Straw detector
A straw detector is a track detector for fast charged particles in high energy physics . It consists of many (e.g. several thousand) parallel arranged proportional counter tubes with a small diameter (a few millimeters) and a small wall thickness ( straw). The pipe material is produced by winding a strip of foil.
The small wall thickness means that a particle can traverse many pipes with little energy loss. This allows its direction of movement and energy to be determined. The detector can be operated like a drift chamber , so that a high spatial resolution, far finer than the diameter of the tubes, is achieved.

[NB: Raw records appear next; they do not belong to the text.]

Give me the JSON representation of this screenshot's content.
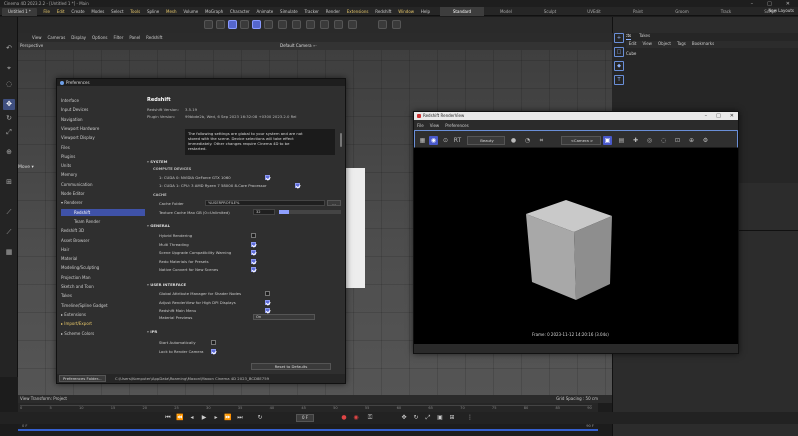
{
  "window": {
    "title": "Cinema 4D 2023.2.2 - [Untitled 1 *] - Main"
  },
  "menubar": {
    "doc_tab": "Untitled 1 *",
    "items": [
      {
        "label": "File",
        "style": "hl"
      },
      {
        "label": "Edit",
        "style": "hl"
      },
      {
        "label": "Create",
        "style": ""
      },
      {
        "label": "Modes",
        "style": ""
      },
      {
        "label": "Select",
        "style": ""
      },
      {
        "label": "Tools",
        "style": "hl"
      },
      {
        "label": "Spline",
        "style": ""
      },
      {
        "label": "Mesh",
        "style": "hl"
      },
      {
        "label": "Volume",
        "style": ""
      },
      {
        "label": "MoGraph",
        "style": ""
      },
      {
        "label": "Character",
        "style": ""
      },
      {
        "label": "Animate",
        "style": ""
      },
      {
        "label": "Simulate",
        "style": ""
      },
      {
        "label": "Tracker",
        "style": ""
      },
      {
        "label": "Render",
        "style": ""
      },
      {
        "label": "Extensions",
        "style": "hl"
      },
      {
        "label": "Redshift",
        "style": ""
      },
      {
        "label": "Window",
        "style": "hl"
      },
      {
        "label": "Help",
        "style": ""
      }
    ],
    "layouts": [
      "Standard",
      "Model",
      "Sculpt",
      "UVEdit",
      "Paint",
      "Groom",
      "Track",
      "Script",
      "Nodes"
    ],
    "active_layout": "Standard",
    "new_layouts": "New Layouts"
  },
  "viewport": {
    "menu": [
      "View",
      "Cameras",
      "Display",
      "Options",
      "Filter",
      "Panel",
      "Redshift"
    ],
    "projection": "Perspective",
    "camera": "Default Camera ∘·",
    "move_label": "Move ▾",
    "view_transform": "View Transform: Project",
    "grid_spacing": "Grid Spacing : 50 cm"
  },
  "objects_panel": {
    "tabs": [
      "Objects",
      "Takes"
    ],
    "menu": [
      "File",
      "Edit",
      "View",
      "Object",
      "Tags",
      "Bookmarks"
    ],
    "item": "Cube"
  },
  "timeline": {
    "ruler": [
      "0",
      "5",
      "10",
      "15",
      "20",
      "25",
      "30",
      "35",
      "40",
      "45",
      "50",
      "55",
      "60",
      "65",
      "70",
      "75",
      "80",
      "85",
      "90"
    ],
    "frame": "0 F",
    "start": "0 F",
    "end": "90 F"
  },
  "preferences": {
    "title": "Preferences",
    "nav": [
      {
        "label": "Interface",
        "type": "",
        "y": 0
      },
      {
        "label": "Input Devices",
        "type": "",
        "y": 1
      },
      {
        "label": "Navigation",
        "type": "",
        "y": 2
      },
      {
        "label": "Viewport Hardware",
        "type": "",
        "y": 3
      },
      {
        "label": "Viewport Display",
        "type": "",
        "y": 4
      },
      {
        "label": "Files",
        "type": "",
        "y": 5
      },
      {
        "label": "Plugins",
        "type": "",
        "y": 6
      },
      {
        "label": "Units",
        "type": "",
        "y": 7
      },
      {
        "label": "Memory",
        "type": "",
        "y": 8
      },
      {
        "label": "Communication",
        "type": "",
        "y": 9
      },
      {
        "label": "Node Editor",
        "type": "",
        "y": 10
      },
      {
        "label": "▾ Renderer",
        "type": "",
        "y": 11
      },
      {
        "label": "Redshift",
        "type": "sub sel",
        "y": 12
      },
      {
        "label": "Team Render",
        "type": "sub",
        "y": 13
      },
      {
        "label": "Redshift 3D",
        "type": "",
        "y": 14
      },
      {
        "label": "Asset Browser",
        "type": "",
        "y": 15
      },
      {
        "label": "Hair",
        "type": "",
        "y": 16
      },
      {
        "label": "Material",
        "type": "",
        "y": 17
      },
      {
        "label": "Modeling/Sculpting",
        "type": "",
        "y": 18
      },
      {
        "label": "Projection Man",
        "type": "",
        "y": 19
      },
      {
        "label": "Sketch and Toon",
        "type": "",
        "y": 20
      },
      {
        "label": "Takes",
        "type": "",
        "y": 21
      },
      {
        "label": "Timeline/Spline Gadget",
        "type": "",
        "y": 22
      },
      {
        "label": "▸ Extensions",
        "type": "",
        "y": 23
      },
      {
        "label": "▸ Import/Export",
        "type": "hl",
        "y": 24
      },
      {
        "label": "▸ Scheme Colors",
        "type": "",
        "y": 25
      }
    ],
    "heading": "Redshift",
    "version_label": "Redshift Version:",
    "version_value": "3.5.19",
    "plugin_label": "Plugin Version:",
    "plugin_value": "99bbde2b, Wed, 6 Sep 2023 16:32:08 +0300 2023.2.0 Rel",
    "notice_lines": [
      "The following settings are global to your system and are not",
      "stored with the scene. Device selections will take effect",
      "immediately. Other changes require Cinema 4D to be",
      "restarted."
    ],
    "system": {
      "section": "SYSTEM",
      "compute_devices": "COMPUTE DEVICES",
      "device1": "1: CUDA 0: NVIDIA GeForce GTX 1060",
      "device2": "1: CUDA 1: CPU: 3 AMD Ryzen 7 5800X 8-Core Processor",
      "cache": "CACHE",
      "cache_folder_label": "Cache Folder",
      "cache_folder_value": "%USERPROFILE%",
      "cache_browse": "...",
      "texture_cache_label": "Texture Cache Max GB (0=Unlimited)",
      "texture_cache_value": "32"
    },
    "general": {
      "section": "GENERAL",
      "items": [
        {
          "label": "Hybrid Rendering",
          "checked": false
        },
        {
          "label": "Multi Threading",
          "checked": true
        },
        {
          "label": "Scene Upgrade Compatibility Warning",
          "checked": true
        },
        {
          "label": "Redo Materials for Presets",
          "checked": true
        },
        {
          "label": "Native Convert for New Scenes",
          "checked": true
        }
      ]
    },
    "user_interface": {
      "section": "USER INTERFACE",
      "items": [
        {
          "label": "Global Attribute Manager for Shader Nodes",
          "checked": false
        },
        {
          "label": "Adjust RenderView for High DPI Displays",
          "checked": true
        },
        {
          "label": "Redshift Main Menu",
          "checked": true
        }
      ],
      "material_previews_label": "Material Previews",
      "material_previews_value": "On"
    },
    "ipr": {
      "section": "IPR",
      "items": [
        {
          "label": "Start Automatically",
          "checked": false
        },
        {
          "label": "Lock to Render Camera",
          "checked": true
        }
      ]
    },
    "reset_button": "Reset to Defaults",
    "prefs_folder_button": "Preferences Folder...",
    "path": "C:\\Users\\Komputer\\AppData\\Roaming\\Maxon\\Maxon Cinema 4D 2023_BCD8E759"
  },
  "renderview": {
    "title": "Redshift RenderView",
    "menu": [
      "File",
      "View",
      "Preferences"
    ],
    "beauty": "Beauty",
    "camera": "<Camera >",
    "frame_info": "Frame: 0  2023-11-12  14:20:16  (3.04s)"
  },
  "colors": {
    "accent": "#5c6bd8",
    "highlight": "#e8c86a",
    "selection": "#3f52a8",
    "timeline_blue": "#3560d0"
  }
}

Compared to wire chambers, the straw detector has the following advantages:
- easier manufacture
- Robustness against the breakage of individual anode wires, since the defective wire remains in its tube and only has to be switched off
- each anode wire is shielded in its own tube, mutual interference ("crosstalk") is avoided
literature
- Kai Nünighoff: Development and first tests of a straw detector prototype for the TOF experiment at COZY . Diploma thesis, University of Wuppertal , 1997
swell
- ↑ Glenn f. Knoll: Radiation Detection and Measurement. 4th edition, Wiley 2010, page 165, ISBN 978-0-470-13148-0
- ^ Walter Toki: Review of Straw Chambers . 1990, p. 2 ( PDF [accessed on May 17, 2016]).